Литмир - Электронная Библиотека
Содержание  
A
A

«Что же делать?» — спросил Жофи. По его словам, он ни при каких обстоятельствах не пойдет во дворец. Когда Крошка Ле — разумеется, чтобы позлить Жофи, — предложила ему уступить, он разбушевался (был напуган). Но потом заявил, что, в сущности, не он обидел и обманул принцессу, а она обидела его и всех остальных, и тут в их настроении произошел перелом.

Готфрид сказал:

«Ты прав, Жофи! Эта баба нас подняла на смех. Пускай теперь поплатится. — Готфрид уже придумал, как отомстить принцессе. — Жофи не пойдет в замок. Решено. Насладиться победой мы ей не дадим. Жофи и ты, Ле, останетесь на постоялом дворе и будете сидеть тихо. Роль рыцаря Жофи исполню я. Не возражай, Жофи. Прошу тебя, предоставь все это мне. Сперва я несколько дней пролежу в постели больной, а потом встану и отправлюсь во дворец».

«А что с тобой будет?»

Готфрид:

«Ты согласен?»

Жофи:

«Что ты задумал? Мне не по себе».

«Я все устрою. Прежде всего, ты выпутаешься из этой истории. Ты — мой господин, я — твой слуга.
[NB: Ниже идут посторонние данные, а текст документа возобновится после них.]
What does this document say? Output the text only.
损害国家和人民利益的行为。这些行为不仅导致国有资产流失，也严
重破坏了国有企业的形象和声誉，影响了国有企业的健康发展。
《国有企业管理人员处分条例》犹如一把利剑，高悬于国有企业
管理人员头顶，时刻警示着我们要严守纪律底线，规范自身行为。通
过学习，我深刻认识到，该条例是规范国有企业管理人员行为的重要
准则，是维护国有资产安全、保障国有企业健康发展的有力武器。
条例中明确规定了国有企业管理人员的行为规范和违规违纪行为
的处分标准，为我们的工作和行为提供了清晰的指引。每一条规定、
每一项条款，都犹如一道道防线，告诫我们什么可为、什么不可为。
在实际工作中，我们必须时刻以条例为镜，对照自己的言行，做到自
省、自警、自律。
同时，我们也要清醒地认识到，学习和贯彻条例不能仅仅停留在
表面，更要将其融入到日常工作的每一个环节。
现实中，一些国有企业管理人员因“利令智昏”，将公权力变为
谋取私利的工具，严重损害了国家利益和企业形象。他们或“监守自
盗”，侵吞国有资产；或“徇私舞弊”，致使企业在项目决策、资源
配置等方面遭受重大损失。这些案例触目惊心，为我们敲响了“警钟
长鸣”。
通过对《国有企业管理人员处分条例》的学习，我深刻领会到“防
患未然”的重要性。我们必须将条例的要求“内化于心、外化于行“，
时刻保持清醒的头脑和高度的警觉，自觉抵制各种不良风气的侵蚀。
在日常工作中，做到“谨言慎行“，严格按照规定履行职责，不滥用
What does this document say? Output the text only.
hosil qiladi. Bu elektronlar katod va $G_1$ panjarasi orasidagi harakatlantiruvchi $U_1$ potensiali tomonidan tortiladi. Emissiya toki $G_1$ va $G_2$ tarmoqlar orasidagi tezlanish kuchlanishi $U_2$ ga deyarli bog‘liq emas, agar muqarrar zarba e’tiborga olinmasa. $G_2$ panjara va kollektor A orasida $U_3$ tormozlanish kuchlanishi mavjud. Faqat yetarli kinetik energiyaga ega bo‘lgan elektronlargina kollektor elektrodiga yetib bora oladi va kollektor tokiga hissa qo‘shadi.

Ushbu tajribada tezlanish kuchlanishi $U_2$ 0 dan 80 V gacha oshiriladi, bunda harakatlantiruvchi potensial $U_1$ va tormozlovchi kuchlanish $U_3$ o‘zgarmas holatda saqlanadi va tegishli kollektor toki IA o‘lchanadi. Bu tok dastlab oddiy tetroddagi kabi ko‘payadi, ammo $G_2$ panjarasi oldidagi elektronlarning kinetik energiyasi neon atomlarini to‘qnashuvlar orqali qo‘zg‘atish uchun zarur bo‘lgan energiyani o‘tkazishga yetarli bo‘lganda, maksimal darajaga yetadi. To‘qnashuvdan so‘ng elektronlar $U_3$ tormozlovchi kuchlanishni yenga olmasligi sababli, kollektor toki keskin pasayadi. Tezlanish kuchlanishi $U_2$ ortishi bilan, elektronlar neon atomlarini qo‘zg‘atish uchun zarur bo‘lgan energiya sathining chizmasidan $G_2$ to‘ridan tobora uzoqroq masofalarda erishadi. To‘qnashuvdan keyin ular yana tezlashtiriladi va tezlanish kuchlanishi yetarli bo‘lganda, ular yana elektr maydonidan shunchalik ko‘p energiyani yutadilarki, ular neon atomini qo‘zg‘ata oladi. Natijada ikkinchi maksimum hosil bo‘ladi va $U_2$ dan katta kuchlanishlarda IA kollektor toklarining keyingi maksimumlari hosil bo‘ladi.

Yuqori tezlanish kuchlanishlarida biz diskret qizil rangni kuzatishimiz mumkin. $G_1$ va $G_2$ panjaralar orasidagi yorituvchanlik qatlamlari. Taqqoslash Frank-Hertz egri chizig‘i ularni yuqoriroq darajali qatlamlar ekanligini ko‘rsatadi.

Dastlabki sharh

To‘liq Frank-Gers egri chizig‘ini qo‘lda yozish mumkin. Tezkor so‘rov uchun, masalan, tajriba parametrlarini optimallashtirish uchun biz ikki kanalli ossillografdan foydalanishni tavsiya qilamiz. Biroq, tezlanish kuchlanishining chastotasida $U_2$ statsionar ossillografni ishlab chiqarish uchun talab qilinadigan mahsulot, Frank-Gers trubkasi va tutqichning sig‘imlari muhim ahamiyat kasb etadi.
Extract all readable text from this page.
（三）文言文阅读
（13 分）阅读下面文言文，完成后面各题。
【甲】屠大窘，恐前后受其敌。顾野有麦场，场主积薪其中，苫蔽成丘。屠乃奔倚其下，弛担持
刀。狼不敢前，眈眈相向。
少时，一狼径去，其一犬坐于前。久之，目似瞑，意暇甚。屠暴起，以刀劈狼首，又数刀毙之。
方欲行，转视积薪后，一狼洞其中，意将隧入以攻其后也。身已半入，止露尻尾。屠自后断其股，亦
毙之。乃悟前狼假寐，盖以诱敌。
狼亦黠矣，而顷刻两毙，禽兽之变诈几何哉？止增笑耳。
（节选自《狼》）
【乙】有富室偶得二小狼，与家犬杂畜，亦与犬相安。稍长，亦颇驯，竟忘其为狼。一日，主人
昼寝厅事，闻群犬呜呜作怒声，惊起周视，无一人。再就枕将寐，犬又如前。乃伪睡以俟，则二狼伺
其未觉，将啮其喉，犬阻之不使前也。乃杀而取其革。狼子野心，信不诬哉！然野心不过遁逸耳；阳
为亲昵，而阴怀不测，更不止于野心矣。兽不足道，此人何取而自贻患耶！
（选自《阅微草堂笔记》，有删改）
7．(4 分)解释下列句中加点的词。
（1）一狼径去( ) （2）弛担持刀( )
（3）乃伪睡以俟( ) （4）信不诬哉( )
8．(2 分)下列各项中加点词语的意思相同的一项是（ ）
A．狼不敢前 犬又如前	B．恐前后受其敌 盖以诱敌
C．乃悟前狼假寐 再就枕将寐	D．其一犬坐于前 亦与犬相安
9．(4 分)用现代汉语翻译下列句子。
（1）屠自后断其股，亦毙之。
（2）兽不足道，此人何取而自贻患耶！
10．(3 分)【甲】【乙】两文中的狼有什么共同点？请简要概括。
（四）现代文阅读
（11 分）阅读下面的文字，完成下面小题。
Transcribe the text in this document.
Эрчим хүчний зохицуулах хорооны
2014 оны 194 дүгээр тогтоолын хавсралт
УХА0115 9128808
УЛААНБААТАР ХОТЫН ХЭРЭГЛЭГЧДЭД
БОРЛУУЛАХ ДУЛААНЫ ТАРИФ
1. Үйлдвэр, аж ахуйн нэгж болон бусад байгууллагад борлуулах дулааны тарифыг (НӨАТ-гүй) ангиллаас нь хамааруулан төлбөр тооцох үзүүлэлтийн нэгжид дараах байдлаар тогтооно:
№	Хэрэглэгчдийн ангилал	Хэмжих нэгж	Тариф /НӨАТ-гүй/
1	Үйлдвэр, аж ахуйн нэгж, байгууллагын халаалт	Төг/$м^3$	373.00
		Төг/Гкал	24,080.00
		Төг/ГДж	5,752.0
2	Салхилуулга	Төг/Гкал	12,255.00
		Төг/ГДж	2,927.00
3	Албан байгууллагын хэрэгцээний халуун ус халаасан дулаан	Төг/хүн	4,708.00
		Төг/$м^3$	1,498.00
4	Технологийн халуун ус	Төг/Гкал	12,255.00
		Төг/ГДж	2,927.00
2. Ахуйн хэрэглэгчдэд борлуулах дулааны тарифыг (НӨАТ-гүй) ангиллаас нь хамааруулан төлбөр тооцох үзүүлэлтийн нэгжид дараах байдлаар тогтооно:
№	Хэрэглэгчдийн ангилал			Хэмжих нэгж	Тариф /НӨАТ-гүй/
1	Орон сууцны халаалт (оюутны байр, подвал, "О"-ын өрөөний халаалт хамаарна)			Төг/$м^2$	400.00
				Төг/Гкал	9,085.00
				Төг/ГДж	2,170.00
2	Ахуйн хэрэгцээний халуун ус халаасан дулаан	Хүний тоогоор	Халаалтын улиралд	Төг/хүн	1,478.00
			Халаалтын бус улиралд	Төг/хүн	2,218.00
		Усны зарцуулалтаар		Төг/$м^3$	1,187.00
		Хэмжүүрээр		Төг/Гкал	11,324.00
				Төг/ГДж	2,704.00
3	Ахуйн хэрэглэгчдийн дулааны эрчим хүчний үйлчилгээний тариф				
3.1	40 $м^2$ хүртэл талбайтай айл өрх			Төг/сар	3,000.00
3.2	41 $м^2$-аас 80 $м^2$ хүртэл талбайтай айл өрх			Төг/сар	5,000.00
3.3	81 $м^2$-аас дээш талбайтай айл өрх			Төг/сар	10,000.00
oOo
И потом, я решил ей отомстить. Клянусь тебе, что разделаюсь с этой ведьмой». Последнюю фразу он выкрикнул. Несмотря на то что Готфрид был простым жонглером, он считал себя обиженным.

После этого Крошка Ле и ее брат долго беседовали. Решение было принято. Готфрид лег в постель под видом рыцаря Жофи. Принцесса сгорала от нетерпения — хотела увидеть своего трубадура, а он, в свою очередь, не мог дождаться, пока не накажет ее.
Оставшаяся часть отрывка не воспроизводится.